### Part One: The I/O Functions

#### Note: You may not need to use all the contents here in the Web Analytics course, but it is always a good idea to learn them.
We will cover some basic I/O functions in this lab.

#### Read Keyboard Input

In [1]:
# Ask for user input and print it

# input_str will store the user input
input_str = input("Enter something: ")  # For Python 3.x, use input() . For Python 2.x, use raw_input()
print("The input is {}".format(input_str))

Enter something: haha
The input is haha


#### Open and Close Files

Cheat Sheet for Access Modes:
- "r": Opens the file in read-only mode. Starts reading from the beginning of the file and is the default mode for the open() function.
- "w": Opens in write-only mode. The pointer is placed at the beginning of the file and this will overwrite any existing file with the same name. It will create a new file if one with the same name doesn't exist.
- "a": Opens a file for appending new information to it. The pointer is placed at the end of the file. A new file is created if one with the same name doesn't exist.
- "r+": Opens a file for reading and writing, placing the pointer at the beginning of the file.
- "a+": Opens a file for both appending and reading.

In [2]:
# Open files in write-only mode, create a new file if the specified file does not exit
file = open("text.txt", "w")
print("File Name: " + str(file.name))
print("File Close or Not: " + str(file.closed))
print("File Access Mode: " + str(file.mode))

File Name: text.txt
File Close or Not: False
File Access Mode: w


In [3]:
# Close files
file.close()  # Why CLOSE?? Free up space in RAM, unable to see the edits

#### Read and Write to Files

In [4]:
# Open and write to files

# Step 1: open/create the file you want to write to
f = open("text.txt", "a")  # Append mode: pointer placed at the end of the file

# Step 2: use write() function to add centents in the file under "append" mode
f.write("Let's add some numbers!\n")

# Use a for loop to append 10 numbers: 0 ~ 9 
for i in range(10):
    f.write(str(i)+"\n")

# Step 3: close the file
f.close()

In [5]:
# Read files
f = open("text.txt", "r+")
print(f.read())

# Close your file!!
f.close()

Let's add some numbers!
0
1
2
3
4
5
6
7
8
9



#### Best Practice to Work with Files: Use Context Manager

In [6]:
# Open a .txt file use context manager
with open('text.txt', 'r') as f:
    # f_string = f.read()  # read in the entire content in the file as string
    f_list = f.readlines()  # read in the entire content in the file as list

In [7]:
# Convert a text file to a list where each element in the list corresponding to a line in the text file
f_content = []
with open('text.txt', 'r') as f:
    for line in f:
        f_content.append(line.strip())
f_content

["Let's add some numbers!", '0', '1', '2', '3', '4', '5', '6', '7', '8', '9']

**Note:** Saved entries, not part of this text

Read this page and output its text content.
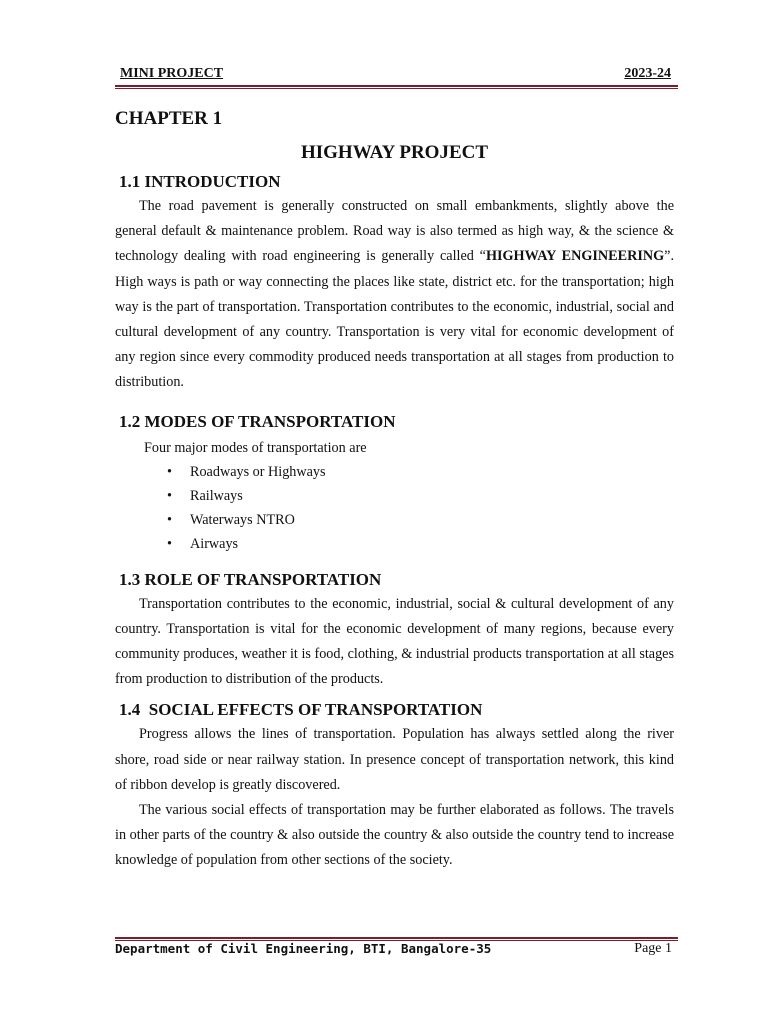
MINI PROJECT	2023-24
CHAPTER 1
HIGHWAY PROJECT
1.1 INTRODUCTION

The road pavement is generally constructed on small embankments, slightly above the general default & maintenance problem. Road way is also termed as high way, & the science & technology dealing with road engineering is generally called “HIGHWAY ENGINEERING”. High ways is path or way connecting the places like state, district etc. for the transportation; high way is the part of transportation. Transportation contributes to the economic, industrial, social and cultural development of any country. Transportation is very vital for economic development of any region since every commodity produced needs transportation at all stages from production to distribution.

1.2 MODES OF TRANSPORTATION
Four major modes of transportation are
• Roadways or Highways
• Railways
• Waterways NTRO
• Airways
1.3 ROLE OF TRANSPORTATION

Transportation contributes to the economic, industrial, social & cultural development of any country. Transportation is vital for the economic development of many regions, because every community produces, weather it is food, clothing, & industrial products transportation at all stages from production to distribution of the products.

1.4  SOCIAL EFFECTS OF TRANSPORTATION

Progress allows the lines of transportation. Population has always settled along the river shore, road side or near railway station. In presence concept of transportation network, this kind of ribbon develop is greatly discovered.

The various social effects of transportation may be further elaborated as follows. The travels in other parts of the country & also outside the country & also outside the country tend to increase knowledge of population from other sections of the society.

Department of Civil Engineering, BTI, Bangalore-35	Page 1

#### Another example working with json files using context manager

In [8]:
# import json package to get started
import json

# read file
with open('kids.json', 'r') as f:
    obj = json.load(f)  # load json file to a Python object
    print(type(obj))

<class 'dict'>


In [9]:
# TODO: Go to the kids.json file to see the structure and then run codes to see what they do
obj['Children']  # shows the value associated with the key "Children"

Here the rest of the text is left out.